Dirigí mi bastón contra el suelo y un relámpago rugió con el impacto. En un abrir y cerrar de ojos, varios arcos de relámpagos salieron disparados por el salón; allá donde golpeaban, el suelo explotaba y salían disparados pedazos de baldosas de mármol. Un relámpago emitió una explosión fulminante y se abalanzó sobre Li-Ming. Pero no la golpeó. Los dentados rayos de luz estaban congelados en el aire y Li-Ming mantenía sus brazos extendidos, profundamente concentrada. Impertérrito, seguí invocando relámpagos y la tormenta fue haciéndose cada vez más grande. Los relámpagos colgaban suspendidos sobre Li-Ming como un abanico desplegado, hasta que no pudo mantenerlos a raya. La electricidad atravesó su cuerpo, por lo que cayó al suelo mientras una cascada de chispas y luz blanca se formaba a su alrededor.
Li-Ming desapareció.
Dudando de sus intenciones, prendí fuego a la tormenta. Esta se transformó en un atroz infierno que inundó por completo el gran salón y quemó mi propia carne, lo cual amenazaba con extinguir mis últimos atisbos de fuerza. Cuando Li-Ming volvió a hacerse visible estaba envuelta en llamas. La escuché gritar mientras el fuego la consumía. Las baldosas se movían bajo mis pies según me acercaba a ella. Aferrado al hechizo que evitaba que el suelo se desmoronase, apunté con mi bastón a su figura maltrecha.

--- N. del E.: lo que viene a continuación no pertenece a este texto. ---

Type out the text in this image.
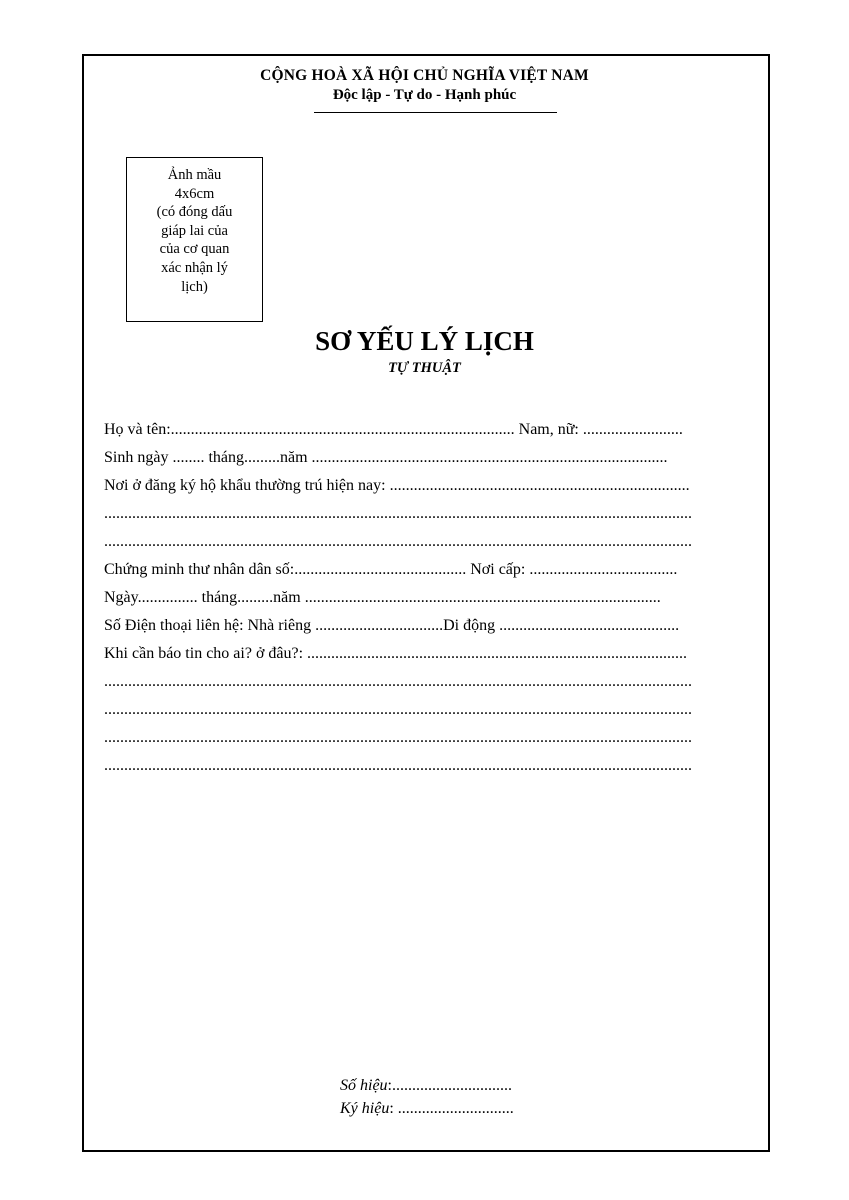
CỘNG HOÀ XÃ HỘI CHỦ NGHĨA VIỆT NAM
Độc lập - Tự do - Hạnh phúc
Ảnh mầu
4x6cm
(có đóng dấu
giáp lai của
của cơ quan
xác nhận lý
lịch)
SƠ YẾU LÝ LỊCH
TỰ THUẬT
Họ và tên:...................................................................................... Nam, nữ: .........................
Sinh ngày ........ tháng.........năm .........................................................................................
Nơi ở đăng ký hộ khẩu thường trú hiện nay: ...........................................................................
...................................................................................................................................................
...................................................................................................................................................
Chứng minh thư nhân dân số:........................................... Nơi cấp: .....................................
Ngày............... tháng.........năm .........................................................................................
Số Điện thoại liên hệ: Nhà riêng ................................Di động .............................................
Khi cần báo tin cho ai? ở đâu?: ...............................................................................................
...................................................................................................................................................
...................................................................................................................................................
...................................................................................................................................................
...................................................................................................................................................
Số hiệu:..............................
Ký hiệu: .............................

El suelo daba la impresión de solidez mientras estaba frente a Li-Ming, y me alivió saber que soportaba mi peso.
—Aún tienes mucho que aprender, Li-Ming.
La empujé con mi bastón, pero donde debería haber golpeado carne, el cuerpo de Li-Ming se desvaneció.
Me giré justo a tiempo para verla detrás de mí. Abrí mi boca para intentar pronunciar un hechizo, cualquiera, pero una explosión hizo que mi visión se estremeciera. Perdí el control del hechizo y el agarre con el suelo que yacía bajo mis pies. Este tembló y se hizo añicos, y todo se derrumbó. Caí y seguí cayendo, descendiendo hacia la oscuridad, hasta que impacté contra el frío suelo de piedra de las catacumbas.
Una vez allí, con el cuerpo maltrecho, me vi envuelto por el olor de fuego y polvo. Li-Ming descendió suavemente y aterrizó arrodillándose junto a mí.
—Tú crees que no he aprendido tus lecciones, pero sí que lo he hecho. He aprendido la lección de la muerte de Isendra. Pero mi poder me fue concedido por una razón, y es mi responsabilidad hacer uso de él. Lo utilizaré, no lo temeré como tú.
—¿Y si no puedes controlarlo? —dije con tono áspero—. Con tu poder, podrías destrozar el mundo.
—En ese caso, el mundo llorará. —Se dio la vuelta—. Hay una cosa que deseo preguntarte, maestro.
Permanecí en silencio, pues sabía lo que vendría a continuación. No había nada más que Li-Ming pudiese aprender de mí.
—¿Por qué murió Isendra? Dime la verdad —dijo.
—Sé lo mismo que tú.
Li-Ming asintió con la cabeza y comenzó a elevarse.
Abrí mi boca para volver a hablar, pero las sombras lo consumieron todo.